Cercando un film in programmazione nel primissimo pomeriggio in un cinema non troppo lontano da casa (quando si dice le comodità e la pigrizia), mi sono imbattuto nel primo lavoro della giovane regista Micaela Ramazzotti già nota come attrice di pellicole anche discrete come, per citare solo un esempio, ‘Tutta la vita davanti’ di Paolo Virzi’ anno 2008.

La protagonista è una giovane donna, Desirè con l’accento sulla e interpretata dalla stessa regista, parrucchiera in un set cinematografico dove è conosciuta con l’appellativo di ‘bicicletta’ per alcune squallide dicerie nei suoi confronti.

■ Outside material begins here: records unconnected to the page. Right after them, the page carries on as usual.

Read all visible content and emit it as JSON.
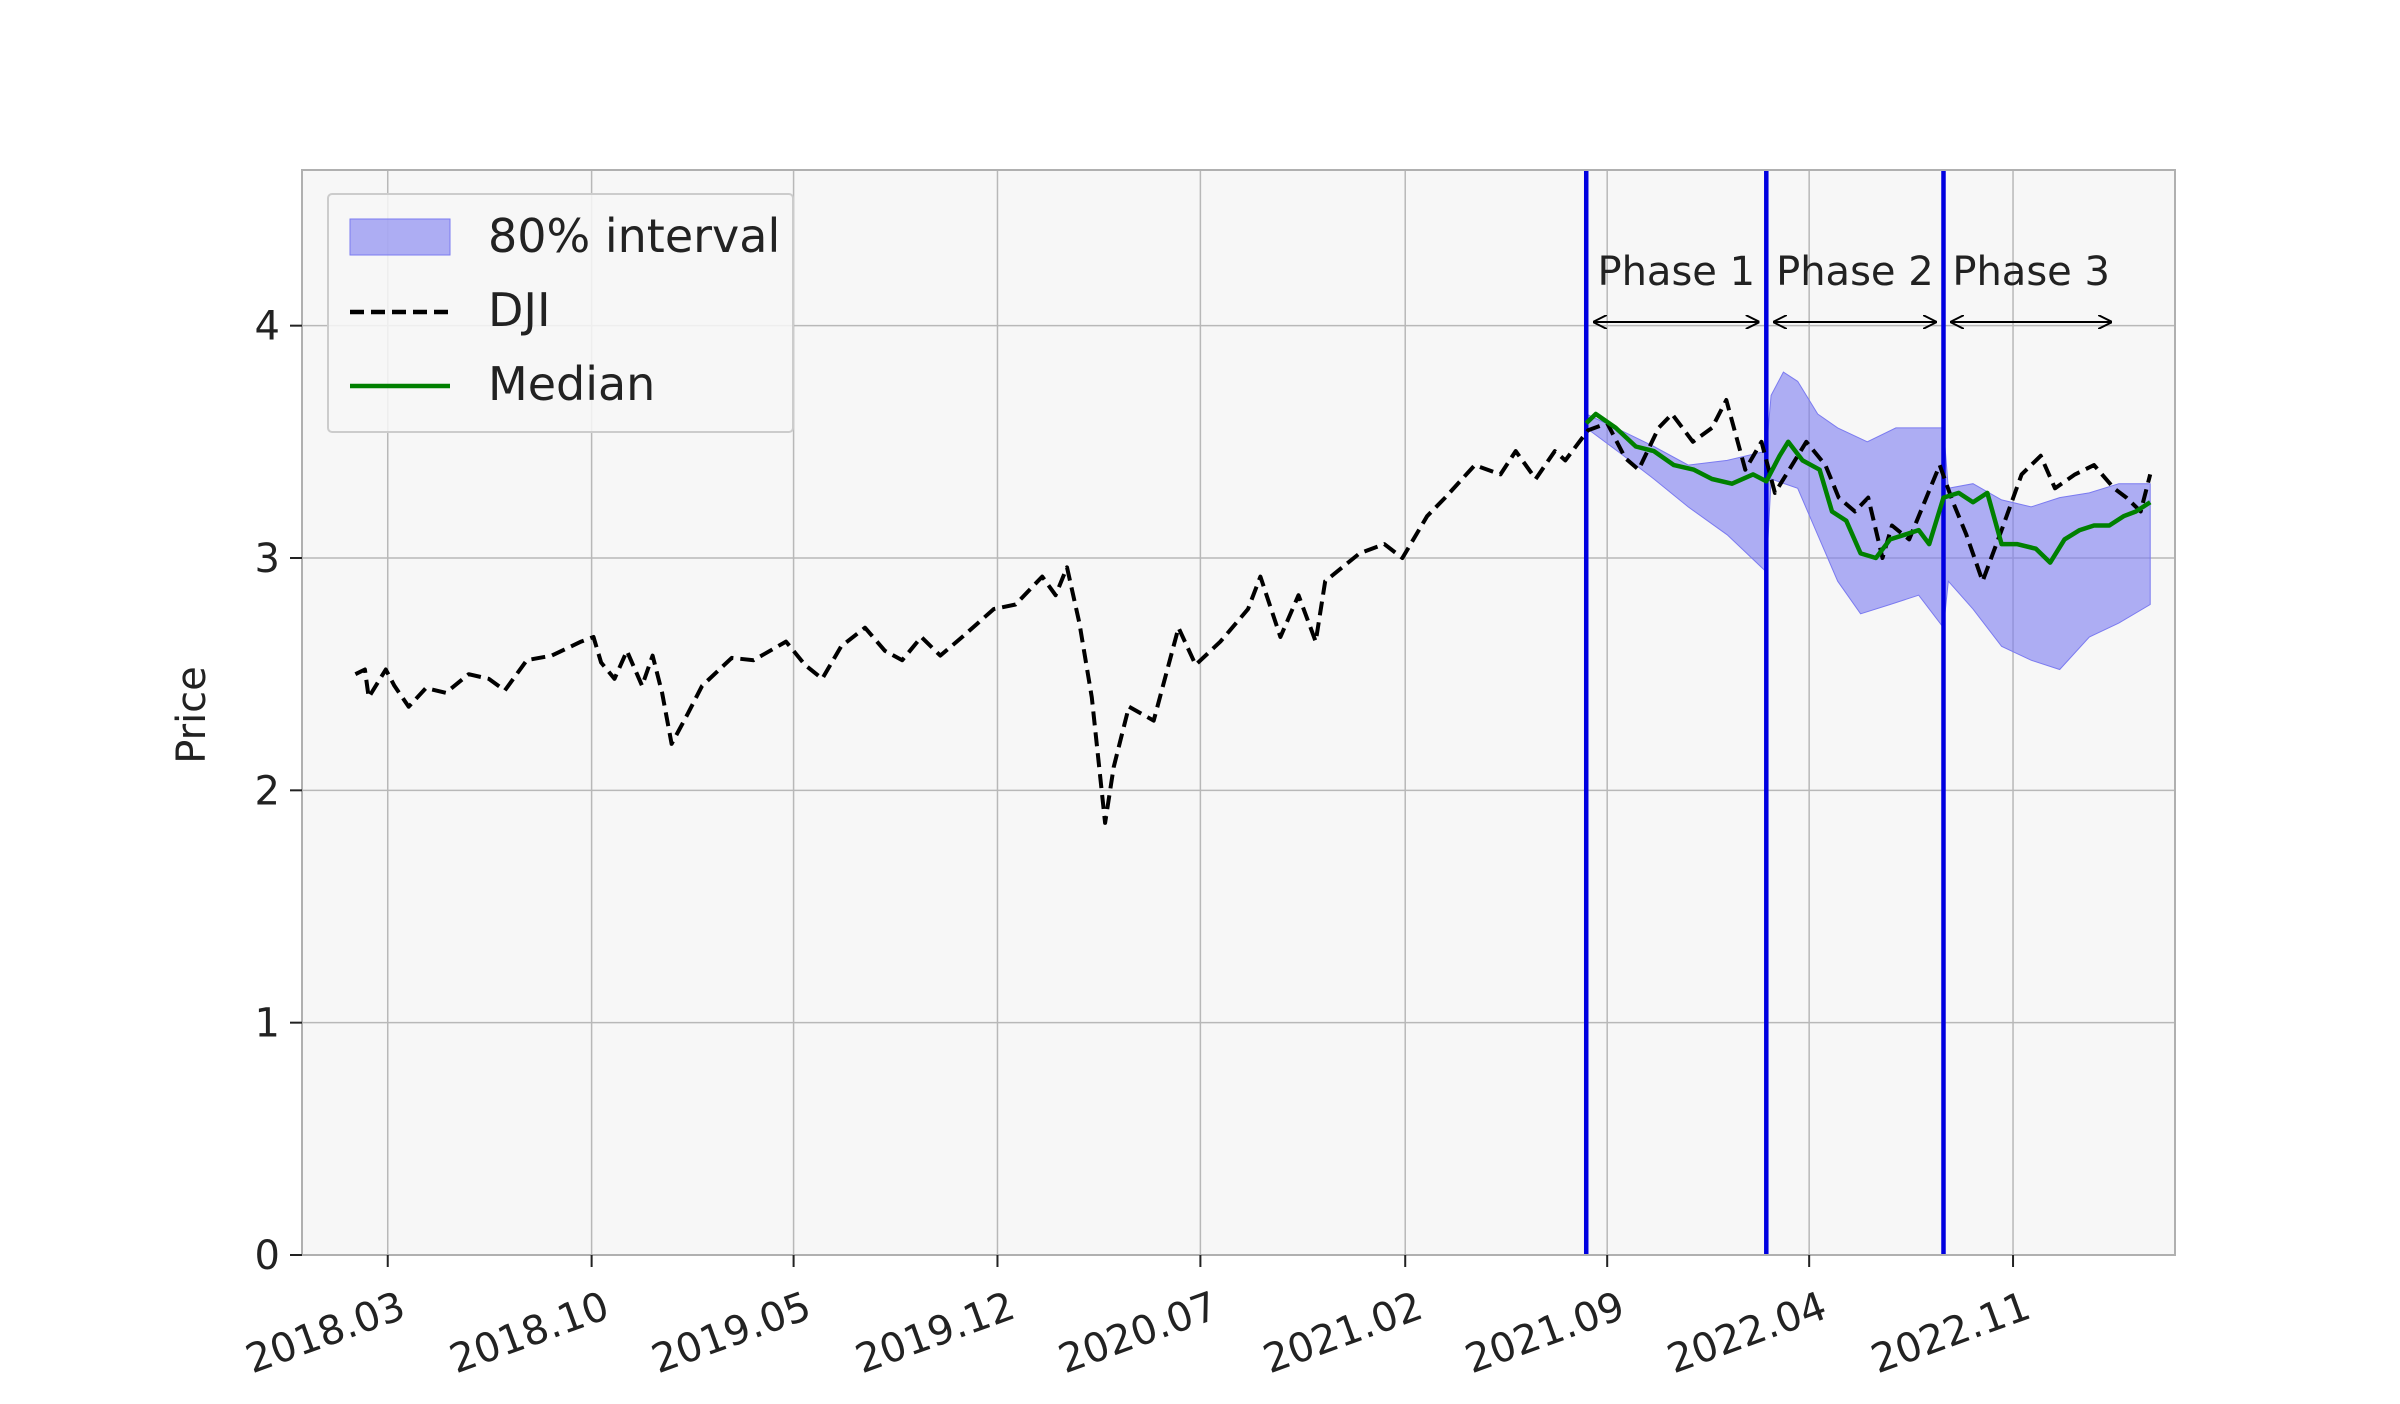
{
  "chart_data": {
    "type": "line",
    "title": "",
    "xlabel": "",
    "ylabel": "Price",
    "ylim": [
      0,
      4.67
    ],
    "xlim": [
      "2017-12-01",
      "2023-04-20"
    ],
    "yticks": [
      0,
      1,
      2,
      3,
      4
    ],
    "xticks": [
      {
        "date": "2018-03-01",
        "label": "2018.03"
      },
      {
        "date": "2018-10-01",
        "label": "2018.10"
      },
      {
        "date": "2019-05-01",
        "label": "2019.05"
      },
      {
        "date": "2019-12-01",
        "label": "2019.12"
      },
      {
        "date": "2020-07-01",
        "label": "2020.07"
      },
      {
        "date": "2021-02-01",
        "label": "2021.02"
      },
      {
        "date": "2021-09-01",
        "label": "2021.09"
      },
      {
        "date": "2022-04-01",
        "label": "2022.04"
      },
      {
        "date": "2022-11-01",
        "label": "2022.11"
      }
    ],
    "grid": true,
    "legend_position": "top-left",
    "legend": [
      {
        "name": "80% interval",
        "kind": "band",
        "color": "#7b7bf0"
      },
      {
        "name": "DJI",
        "kind": "dashed",
        "color": "#000000"
      },
      {
        "name": "Median",
        "kind": "line",
        "color": "#008000"
      }
    ],
    "phase_lines": [
      "2021-08-10",
      "2022-02-15",
      "2022-08-20"
    ],
    "phase_line_color": "#0000e0",
    "phases": [
      {
        "label": "Phase 1",
        "start": "2021-08-10",
        "end": "2022-02-15"
      },
      {
        "label": "Phase 2",
        "start": "2022-02-15",
        "end": "2022-08-20"
      },
      {
        "label": "Phase 3",
        "start": "2022-08-20",
        "end": "2023-02-20"
      }
    ],
    "series": [
      {
        "name": "DJI",
        "style": "dashed",
        "color": "#000000",
        "points": [
          [
            "2018-01-26",
            2.5
          ],
          [
            "2018-02-05",
            2.52
          ],
          [
            "2018-02-09",
            2.4
          ],
          [
            "2018-02-27",
            2.52
          ],
          [
            "2018-03-08",
            2.45
          ],
          [
            "2018-03-23",
            2.36
          ],
          [
            "2018-04-10",
            2.44
          ],
          [
            "2018-05-01",
            2.42
          ],
          [
            "2018-05-25",
            2.5
          ],
          [
            "2018-06-15",
            2.48
          ],
          [
            "2018-07-02",
            2.43
          ],
          [
            "2018-07-25",
            2.56
          ],
          [
            "2018-08-20",
            2.58
          ],
          [
            "2018-09-20",
            2.64
          ],
          [
            "2018-10-03",
            2.66
          ],
          [
            "2018-10-11",
            2.55
          ],
          [
            "2018-10-25",
            2.48
          ],
          [
            "2018-11-07",
            2.6
          ],
          [
            "2018-11-23",
            2.45
          ],
          [
            "2018-12-04",
            2.58
          ],
          [
            "2018-12-14",
            2.42
          ],
          [
            "2018-12-24",
            2.2
          ],
          [
            "2019-01-10",
            2.33
          ],
          [
            "2019-01-25",
            2.45
          ],
          [
            "2019-02-25",
            2.57
          ],
          [
            "2019-03-20",
            2.56
          ],
          [
            "2019-04-23",
            2.64
          ],
          [
            "2019-05-13",
            2.54
          ],
          [
            "2019-05-31",
            2.48
          ],
          [
            "2019-06-20",
            2.62
          ],
          [
            "2019-07-15",
            2.7
          ],
          [
            "2019-08-05",
            2.6
          ],
          [
            "2019-08-23",
            2.56
          ],
          [
            "2019-09-12",
            2.66
          ],
          [
            "2019-10-02",
            2.58
          ],
          [
            "2019-10-25",
            2.66
          ],
          [
            "2019-11-27",
            2.78
          ],
          [
            "2019-12-20",
            2.8
          ],
          [
            "2020-01-17",
            2.92
          ],
          [
            "2020-01-31",
            2.84
          ],
          [
            "2020-02-12",
            2.96
          ],
          [
            "2020-02-25",
            2.72
          ],
          [
            "2020-03-09",
            2.4
          ],
          [
            "2020-03-23",
            1.86
          ],
          [
            "2020-04-01",
            2.1
          ],
          [
            "2020-04-17",
            2.36
          ],
          [
            "2020-05-13",
            2.3
          ],
          [
            "2020-06-08",
            2.7
          ],
          [
            "2020-06-26",
            2.54
          ],
          [
            "2020-07-22",
            2.64
          ],
          [
            "2020-08-20",
            2.78
          ],
          [
            "2020-09-02",
            2.92
          ],
          [
            "2020-09-23",
            2.66
          ],
          [
            "2020-10-12",
            2.84
          ],
          [
            "2020-10-30",
            2.64
          ],
          [
            "2020-11-09",
            2.9
          ],
          [
            "2020-12-15",
            3.02
          ],
          [
            "2021-01-10",
            3.06
          ],
          [
            "2021-01-29",
            3.0
          ],
          [
            "2021-02-24",
            3.18
          ],
          [
            "2021-03-15",
            3.26
          ],
          [
            "2021-04-15",
            3.4
          ],
          [
            "2021-05-12",
            3.36
          ],
          [
            "2021-05-28",
            3.46
          ],
          [
            "2021-06-18",
            3.34
          ],
          [
            "2021-07-08",
            3.46
          ],
          [
            "2021-07-19",
            3.42
          ],
          [
            "2021-08-12",
            3.55
          ],
          [
            "2021-09-01",
            3.58
          ],
          [
            "2021-09-20",
            3.43
          ],
          [
            "2021-10-04",
            3.38
          ],
          [
            "2021-10-25",
            3.56
          ],
          [
            "2021-11-08",
            3.62
          ],
          [
            "2021-11-30",
            3.5
          ],
          [
            "2021-12-20",
            3.56
          ],
          [
            "2022-01-04",
            3.68
          ],
          [
            "2022-01-24",
            3.38
          ],
          [
            "2022-02-10",
            3.5
          ],
          [
            "2022-02-24",
            3.28
          ],
          [
            "2022-03-08",
            3.36
          ],
          [
            "2022-03-29",
            3.5
          ],
          [
            "2022-04-18",
            3.4
          ],
          [
            "2022-05-02",
            3.26
          ],
          [
            "2022-05-19",
            3.2
          ],
          [
            "2022-06-02",
            3.26
          ],
          [
            "2022-06-17",
            3.0
          ],
          [
            "2022-06-27",
            3.14
          ],
          [
            "2022-07-15",
            3.08
          ],
          [
            "2022-08-16",
            3.4
          ],
          [
            "2022-08-30",
            3.24
          ],
          [
            "2022-09-13",
            3.1
          ],
          [
            "2022-09-30",
            2.9
          ],
          [
            "2022-10-20",
            3.12
          ],
          [
            "2022-11-10",
            3.36
          ],
          [
            "2022-11-30",
            3.44
          ],
          [
            "2022-12-15",
            3.3
          ],
          [
            "2023-01-05",
            3.36
          ],
          [
            "2023-01-25",
            3.4
          ],
          [
            "2023-02-15",
            3.3
          ],
          [
            "2023-02-28",
            3.26
          ],
          [
            "2023-03-15",
            3.2
          ],
          [
            "2023-03-25",
            3.36
          ]
        ]
      },
      {
        "name": "Median",
        "style": "solid",
        "color": "#008000",
        "points": [
          [
            "2021-08-10",
            3.58
          ],
          [
            "2021-08-20",
            3.62
          ],
          [
            "2021-09-10",
            3.56
          ],
          [
            "2021-10-01",
            3.48
          ],
          [
            "2021-10-20",
            3.46
          ],
          [
            "2021-11-10",
            3.4
          ],
          [
            "2021-12-01",
            3.38
          ],
          [
            "2021-12-20",
            3.34
          ],
          [
            "2022-01-10",
            3.32
          ],
          [
            "2022-02-01",
            3.36
          ],
          [
            "2022-02-15",
            3.33
          ],
          [
            "2022-03-01",
            3.44
          ],
          [
            "2022-03-10",
            3.5
          ],
          [
            "2022-03-25",
            3.42
          ],
          [
            "2022-04-12",
            3.38
          ],
          [
            "2022-04-25",
            3.2
          ],
          [
            "2022-05-10",
            3.16
          ],
          [
            "2022-05-25",
            3.02
          ],
          [
            "2022-06-10",
            3.0
          ],
          [
            "2022-06-25",
            3.08
          ],
          [
            "2022-07-10",
            3.1
          ],
          [
            "2022-07-25",
            3.12
          ],
          [
            "2022-08-05",
            3.06
          ],
          [
            "2022-08-20",
            3.26
          ],
          [
            "2022-09-05",
            3.28
          ],
          [
            "2022-09-20",
            3.24
          ],
          [
            "2022-10-05",
            3.28
          ],
          [
            "2022-10-20",
            3.06
          ],
          [
            "2022-11-05",
            3.06
          ],
          [
            "2022-11-25",
            3.04
          ],
          [
            "2022-12-10",
            2.98
          ],
          [
            "2022-12-25",
            3.08
          ],
          [
            "2023-01-10",
            3.12
          ],
          [
            "2023-01-25",
            3.14
          ],
          [
            "2023-02-10",
            3.14
          ],
          [
            "2023-02-25",
            3.18
          ],
          [
            "2023-03-10",
            3.2
          ],
          [
            "2023-03-25",
            3.24
          ]
        ]
      }
    ],
    "interval": {
      "name": "80% interval",
      "color": "#7b7bf0",
      "upper": [
        [
          "2021-08-10",
          3.62
        ],
        [
          "2021-09-15",
          3.55
        ],
        [
          "2021-10-20",
          3.48
        ],
        [
          "2021-11-25",
          3.4
        ],
        [
          "2022-01-05",
          3.42
        ],
        [
          "2022-02-15",
          3.46
        ],
        [
          "2022-02-20",
          3.7
        ],
        [
          "2022-03-05",
          3.8
        ],
        [
          "2022-03-20",
          3.76
        ],
        [
          "2022-04-10",
          3.62
        ],
        [
          "2022-05-01",
          3.56
        ],
        [
          "2022-06-01",
          3.5
        ],
        [
          "2022-07-01",
          3.56
        ],
        [
          "2022-08-20",
          3.56
        ],
        [
          "2022-08-25",
          3.3
        ],
        [
          "2022-09-20",
          3.32
        ],
        [
          "2022-10-20",
          3.25
        ],
        [
          "2022-11-20",
          3.22
        ],
        [
          "2022-12-20",
          3.26
        ],
        [
          "2023-01-20",
          3.28
        ],
        [
          "2023-02-20",
          3.32
        ],
        [
          "2023-03-25",
          3.32
        ]
      ],
      "lower": [
        [
          "2021-08-10",
          3.56
        ],
        [
          "2021-09-15",
          3.45
        ],
        [
          "2021-10-20",
          3.34
        ],
        [
          "2021-11-25",
          3.22
        ],
        [
          "2022-01-05",
          3.1
        ],
        [
          "2022-02-15",
          2.94
        ],
        [
          "2022-02-20",
          3.34
        ],
        [
          "2022-03-20",
          3.3
        ],
        [
          "2022-04-10",
          3.1
        ],
        [
          "2022-05-01",
          2.9
        ],
        [
          "2022-05-25",
          2.76
        ],
        [
          "2022-06-25",
          2.8
        ],
        [
          "2022-07-25",
          2.84
        ],
        [
          "2022-08-20",
          2.7
        ],
        [
          "2022-08-25",
          2.9
        ],
        [
          "2022-09-20",
          2.78
        ],
        [
          "2022-10-20",
          2.62
        ],
        [
          "2022-11-20",
          2.56
        ],
        [
          "2022-12-20",
          2.52
        ],
        [
          "2023-01-20",
          2.66
        ],
        [
          "2023-02-20",
          2.72
        ],
        [
          "2023-03-25",
          2.8
        ]
      ]
    }
  }
}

E’ una giovane donna ostaggio della propria famiglia, dell’egocentrismo e l’irresponsabilità dei genitori, in particolare del papà interpretato da Max Tortora,  e della fragilità di un fratello consumatore di psicofarmaci e con tendenze al suicidio.

Divorata, appunto, dalla sua famiglia e usata dal suo amante, un professore universitario interpretato da Sergio Rubini, che usa la sua compagnia solo per sesso e non per amore, la giovane Desirè si dimena, corre da un posto all’altro dove c’è bisogno di lei, finisce per pensare troppo agli altri e trascurare se stessa.

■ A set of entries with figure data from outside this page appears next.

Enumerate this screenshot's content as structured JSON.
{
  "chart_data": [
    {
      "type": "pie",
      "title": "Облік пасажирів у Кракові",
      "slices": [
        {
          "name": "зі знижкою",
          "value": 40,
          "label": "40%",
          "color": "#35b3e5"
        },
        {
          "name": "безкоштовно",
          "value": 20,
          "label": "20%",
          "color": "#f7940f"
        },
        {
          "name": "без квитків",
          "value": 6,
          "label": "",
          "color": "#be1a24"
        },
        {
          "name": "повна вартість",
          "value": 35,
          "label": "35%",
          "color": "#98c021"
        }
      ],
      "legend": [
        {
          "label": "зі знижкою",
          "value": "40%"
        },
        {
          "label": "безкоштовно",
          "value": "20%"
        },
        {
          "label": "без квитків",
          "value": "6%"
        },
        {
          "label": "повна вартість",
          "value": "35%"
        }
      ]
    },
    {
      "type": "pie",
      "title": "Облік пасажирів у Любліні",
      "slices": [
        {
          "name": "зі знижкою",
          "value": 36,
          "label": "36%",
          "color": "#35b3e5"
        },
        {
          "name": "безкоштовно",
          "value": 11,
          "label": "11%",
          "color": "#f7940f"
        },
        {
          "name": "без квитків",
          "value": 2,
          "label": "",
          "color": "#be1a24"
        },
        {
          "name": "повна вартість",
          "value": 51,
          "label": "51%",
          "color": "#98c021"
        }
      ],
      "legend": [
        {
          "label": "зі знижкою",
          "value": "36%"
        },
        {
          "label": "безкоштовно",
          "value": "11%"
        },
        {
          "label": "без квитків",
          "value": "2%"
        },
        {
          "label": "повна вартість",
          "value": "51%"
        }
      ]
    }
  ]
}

Una trama, quella messa in opera in questo film di Micaela Ramazzotti, con spunti anche interessanti. L’ambizione di raccontare in qualche modo il declino culturale e morale dell’Italia, rappresentato soprattutto qualche battuta e gag sul razzismo e sui migranti. I temi del disagio mentale e una certa critica alla famiglia che diventa spesso un luogo che alimenta e feconda malesseri piuttosto gravi.

Una commedia con l’ambizione, insomma, di affrontare e toccare temi sociali con la qualità e la sensibilità, non so, di qualche film di Paolo Virzì ma che, troppo spesso, si avvicina, invece, a un  trashone di pessimo ordine, al limite del cine panettone. Una minima indulgenza può essere concessa, considerando che questa è la pellicola d’esordio della regista. Un film, comunque, non imperdibile, per conto mio assolutamente sconsigliato spendere i soldi del biglietto del cinema soprattutto con l’inflazione che cresce e la benzina che aumenta. Guardarlo, al massimo, quando sarà trasmesso sul piccolo schermo, su qualche network con abbonamento o senza, in una serata nella quale non si ha niente di meglio da fare.